Hal ini dapat dilihat dari study komperatif yang dilakukan oleh rombongan Persatuan Wartawan Pemko Medan dan Bagian Kehumasan dan Keprotokolan Pemko Medan Rabu (28/11/2018) di Kampoeng Pelangi dan Kampoeng Pelangi Batik yang berada di kota Semarang, Ibukota Provinsi Jawa Tengah.
Kampoeng Pelangi yang dulunya merupakan daerah kumuh yang berada disekitar daerah aliran sungai (DAS) dapat disulap berkat kemauan warga dan dukungan Pemerintah kota Semarang, menjadi kampoeng yang tertata rapi, indah dan bersih serta dapat menjadi salah satu penyumbang pendapatan asli daerah di Kota Semarang.
Dengan menjadikan daerah ini, menjadi daerah wisata kuliner dan pusat penjualan segala macam bentuk bunga di Kota Semarang, apalagi dukungan pemerintah Kota Semarang yang menyiapkan bus gratis untuk para wisatawan, sehingga potensi yang sebenarnya pas – pasaan dapat dipacu menjadi sumber penghasilan daerah.
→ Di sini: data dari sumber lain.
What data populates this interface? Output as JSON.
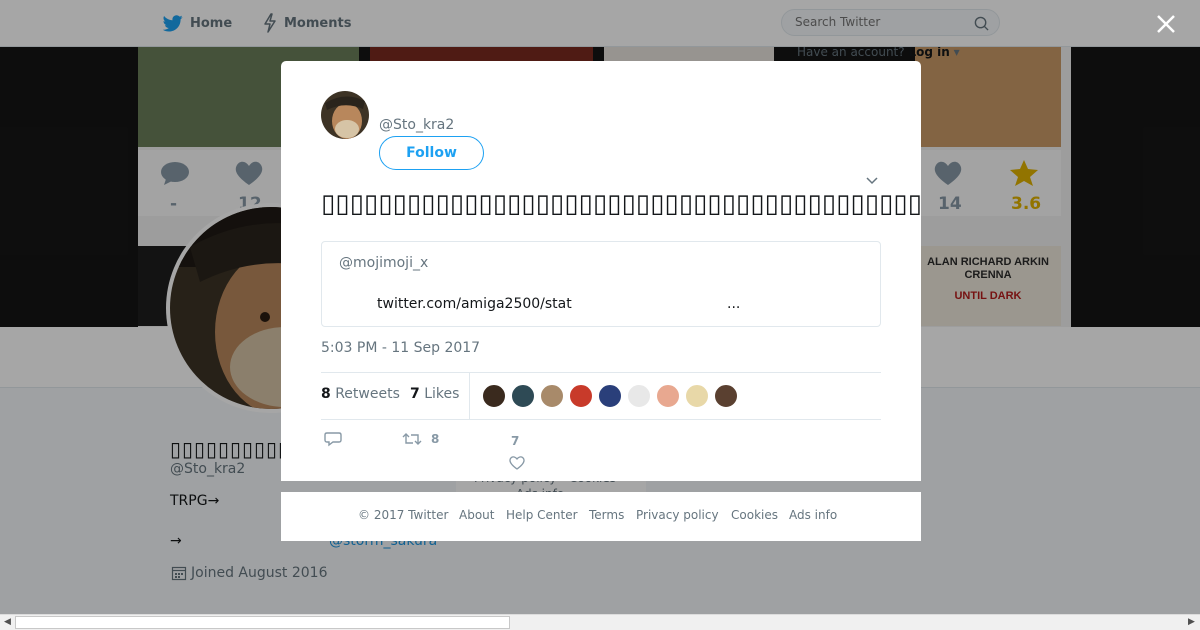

Kota Semarang yang hanya memiliki 17 Kecamatan ini, jika dibandingkan dengan Kota Medan yang memiliki 21 Kecamatan, rasanya Kota Semarang tidak ada apa apanya, jika dilihat dari sumber daya alam, dan jumlah manusianya atau penduduknya.
Namun, karena masyarakat dan pemerintah Kotanya mau berbenah dan sangat kreatif dalam menata kotanya, sepertinya Kota Medan jauh tertinggal dari Kota Semarang.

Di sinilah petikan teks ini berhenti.